Positive Effect of Ge Vacancies on Facilitating Band Convergence and Suppressing Bipolar Transport in GeTe‐Based Alloys for High Thermoelectric Performance

Because the intrinsic Ge vacancies in GeTe usually lead to high hole concentration beyond the optimal range, many previous studies tend to consider Ge vacancies as negative effects on increasing the figure of merit ZT of GeTe‐based alloys, and consequently have proposed various approaches to suppress Ge vacancies. However, in this work, it is demonstrated that the Ge vacancies can have great positive effects on enhancing the ZT of GeTe‐based alloys when the hole concentration falls into the optimal range. First, hole concentration of GeTe is reduced close to the optimal range by co‐alloying of Pb and Bi, and then the Ge vacancies are increased by adding excess Te into the Ge_0.8Pb_0.1Bi_0.1Te_1+x.

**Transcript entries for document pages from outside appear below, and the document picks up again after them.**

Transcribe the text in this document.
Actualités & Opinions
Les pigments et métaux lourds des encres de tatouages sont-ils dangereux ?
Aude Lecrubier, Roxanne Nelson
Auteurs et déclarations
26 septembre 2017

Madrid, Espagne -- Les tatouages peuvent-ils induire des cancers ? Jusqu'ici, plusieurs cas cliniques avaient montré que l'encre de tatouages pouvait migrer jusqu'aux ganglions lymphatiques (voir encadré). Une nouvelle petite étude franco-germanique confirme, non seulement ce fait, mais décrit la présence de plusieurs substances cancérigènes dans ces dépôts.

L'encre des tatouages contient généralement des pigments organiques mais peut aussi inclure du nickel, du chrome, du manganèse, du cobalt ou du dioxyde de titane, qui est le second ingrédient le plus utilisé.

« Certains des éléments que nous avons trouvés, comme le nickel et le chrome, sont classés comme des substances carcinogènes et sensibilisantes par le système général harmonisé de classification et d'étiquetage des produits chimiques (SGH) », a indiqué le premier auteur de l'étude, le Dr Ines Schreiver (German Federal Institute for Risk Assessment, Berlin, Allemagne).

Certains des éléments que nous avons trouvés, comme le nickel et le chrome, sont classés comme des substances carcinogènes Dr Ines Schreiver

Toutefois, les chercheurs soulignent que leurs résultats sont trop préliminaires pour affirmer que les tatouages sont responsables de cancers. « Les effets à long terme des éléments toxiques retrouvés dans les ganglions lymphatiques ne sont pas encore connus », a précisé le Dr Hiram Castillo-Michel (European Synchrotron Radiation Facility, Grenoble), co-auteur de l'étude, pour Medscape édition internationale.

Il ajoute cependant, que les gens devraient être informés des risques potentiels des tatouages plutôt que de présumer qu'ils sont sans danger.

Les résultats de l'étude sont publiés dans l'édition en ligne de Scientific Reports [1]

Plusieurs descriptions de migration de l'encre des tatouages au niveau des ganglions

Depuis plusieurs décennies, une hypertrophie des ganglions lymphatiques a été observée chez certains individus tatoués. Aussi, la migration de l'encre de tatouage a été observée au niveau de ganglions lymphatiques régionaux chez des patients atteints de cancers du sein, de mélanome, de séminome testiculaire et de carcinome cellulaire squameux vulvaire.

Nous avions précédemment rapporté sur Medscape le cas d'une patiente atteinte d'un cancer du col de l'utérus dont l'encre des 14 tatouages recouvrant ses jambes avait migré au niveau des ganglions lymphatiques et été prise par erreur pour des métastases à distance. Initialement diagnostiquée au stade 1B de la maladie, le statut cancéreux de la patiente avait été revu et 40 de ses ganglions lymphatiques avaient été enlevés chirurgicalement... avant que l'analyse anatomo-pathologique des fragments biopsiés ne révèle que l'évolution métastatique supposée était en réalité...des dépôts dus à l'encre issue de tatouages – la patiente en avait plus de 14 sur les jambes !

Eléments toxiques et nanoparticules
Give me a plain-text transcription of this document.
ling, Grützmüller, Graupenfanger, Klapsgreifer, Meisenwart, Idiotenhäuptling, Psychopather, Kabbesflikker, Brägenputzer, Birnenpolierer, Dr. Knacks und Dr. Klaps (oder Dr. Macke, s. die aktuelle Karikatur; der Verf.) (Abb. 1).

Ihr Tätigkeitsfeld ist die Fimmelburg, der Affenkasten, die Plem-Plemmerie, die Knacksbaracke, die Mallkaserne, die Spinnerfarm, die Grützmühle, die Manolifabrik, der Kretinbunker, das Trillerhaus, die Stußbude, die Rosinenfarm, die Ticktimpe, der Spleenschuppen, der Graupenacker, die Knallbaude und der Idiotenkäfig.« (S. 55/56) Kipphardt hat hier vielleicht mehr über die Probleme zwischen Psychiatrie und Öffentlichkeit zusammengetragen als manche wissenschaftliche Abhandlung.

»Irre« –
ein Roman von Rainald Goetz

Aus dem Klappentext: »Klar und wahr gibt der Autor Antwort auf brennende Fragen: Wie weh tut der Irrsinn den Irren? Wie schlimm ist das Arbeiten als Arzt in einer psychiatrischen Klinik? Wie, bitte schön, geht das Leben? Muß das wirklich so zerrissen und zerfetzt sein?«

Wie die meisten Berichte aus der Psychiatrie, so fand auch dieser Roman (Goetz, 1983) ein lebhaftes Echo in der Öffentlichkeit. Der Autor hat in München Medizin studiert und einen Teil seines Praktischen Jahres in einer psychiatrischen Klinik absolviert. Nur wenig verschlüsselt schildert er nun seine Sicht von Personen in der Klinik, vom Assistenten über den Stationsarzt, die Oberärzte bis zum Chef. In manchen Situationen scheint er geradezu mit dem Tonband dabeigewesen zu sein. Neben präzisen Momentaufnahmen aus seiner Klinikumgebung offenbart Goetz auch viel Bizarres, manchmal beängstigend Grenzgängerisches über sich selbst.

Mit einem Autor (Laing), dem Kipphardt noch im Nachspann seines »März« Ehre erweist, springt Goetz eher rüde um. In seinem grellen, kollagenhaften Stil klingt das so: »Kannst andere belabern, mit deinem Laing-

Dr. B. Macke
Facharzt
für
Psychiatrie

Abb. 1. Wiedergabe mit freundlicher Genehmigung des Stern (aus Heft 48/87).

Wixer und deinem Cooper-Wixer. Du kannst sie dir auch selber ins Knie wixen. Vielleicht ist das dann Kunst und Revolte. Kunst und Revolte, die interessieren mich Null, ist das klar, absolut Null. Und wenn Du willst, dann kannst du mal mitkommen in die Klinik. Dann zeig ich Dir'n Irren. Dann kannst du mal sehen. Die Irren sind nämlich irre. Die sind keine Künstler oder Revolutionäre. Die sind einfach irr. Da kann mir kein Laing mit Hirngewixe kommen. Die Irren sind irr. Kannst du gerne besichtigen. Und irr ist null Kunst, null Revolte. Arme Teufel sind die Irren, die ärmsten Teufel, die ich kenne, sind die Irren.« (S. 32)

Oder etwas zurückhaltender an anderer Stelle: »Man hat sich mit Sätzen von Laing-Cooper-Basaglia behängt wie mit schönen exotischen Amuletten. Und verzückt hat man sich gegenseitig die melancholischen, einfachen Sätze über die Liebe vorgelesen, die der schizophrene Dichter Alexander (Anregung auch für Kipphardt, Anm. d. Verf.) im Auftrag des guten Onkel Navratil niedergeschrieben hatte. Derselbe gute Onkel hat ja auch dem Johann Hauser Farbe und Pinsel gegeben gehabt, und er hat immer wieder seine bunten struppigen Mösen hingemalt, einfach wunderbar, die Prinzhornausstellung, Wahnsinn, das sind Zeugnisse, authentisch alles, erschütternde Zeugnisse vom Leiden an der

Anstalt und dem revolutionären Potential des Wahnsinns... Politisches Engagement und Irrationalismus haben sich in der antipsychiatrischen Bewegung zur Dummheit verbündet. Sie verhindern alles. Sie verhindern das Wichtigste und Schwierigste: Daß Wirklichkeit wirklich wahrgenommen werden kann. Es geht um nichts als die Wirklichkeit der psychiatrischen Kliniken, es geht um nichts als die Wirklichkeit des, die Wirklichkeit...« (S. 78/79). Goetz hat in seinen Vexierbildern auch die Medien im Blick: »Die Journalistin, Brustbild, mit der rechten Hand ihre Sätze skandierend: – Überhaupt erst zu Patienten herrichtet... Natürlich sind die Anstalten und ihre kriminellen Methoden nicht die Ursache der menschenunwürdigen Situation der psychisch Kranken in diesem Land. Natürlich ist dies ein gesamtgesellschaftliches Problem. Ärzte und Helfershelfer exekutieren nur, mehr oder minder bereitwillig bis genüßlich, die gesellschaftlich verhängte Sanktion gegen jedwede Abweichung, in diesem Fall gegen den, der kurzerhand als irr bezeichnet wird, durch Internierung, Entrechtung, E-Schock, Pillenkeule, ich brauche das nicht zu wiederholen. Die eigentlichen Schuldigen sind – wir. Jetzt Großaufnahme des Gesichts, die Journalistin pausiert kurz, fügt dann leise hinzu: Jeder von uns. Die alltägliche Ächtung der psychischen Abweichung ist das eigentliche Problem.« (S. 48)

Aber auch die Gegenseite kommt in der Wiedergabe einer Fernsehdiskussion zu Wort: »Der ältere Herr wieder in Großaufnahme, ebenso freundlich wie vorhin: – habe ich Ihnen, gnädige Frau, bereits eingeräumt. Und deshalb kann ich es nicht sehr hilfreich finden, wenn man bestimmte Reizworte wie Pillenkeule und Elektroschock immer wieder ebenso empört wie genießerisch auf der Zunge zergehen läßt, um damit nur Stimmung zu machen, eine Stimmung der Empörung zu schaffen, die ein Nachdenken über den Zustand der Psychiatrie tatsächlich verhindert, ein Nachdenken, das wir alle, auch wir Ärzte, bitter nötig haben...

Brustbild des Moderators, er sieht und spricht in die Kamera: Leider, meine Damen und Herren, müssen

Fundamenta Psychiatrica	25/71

The Ge vacancies can cause lattice shrinkage and promote rhombohedral‐to‐cubic phase transition. As revealed by first‐principle calculations, theoretical simulations, and experimental tests, Ge vacancies can facilitate the band convergence, suppress the bipolar transport at higher temperature range, and reduce the lattice thermal conductivity. Combining these effects, a peak ZT of 1.92 at 637 K and an average ZT of 1.34 within 300–773 K in Ge_0.8Pb_0.1Bi_0.1Te_1.06 can be obtained, demonstrating the great significance of utilizing vacancy‐type defects for enhancing ZT.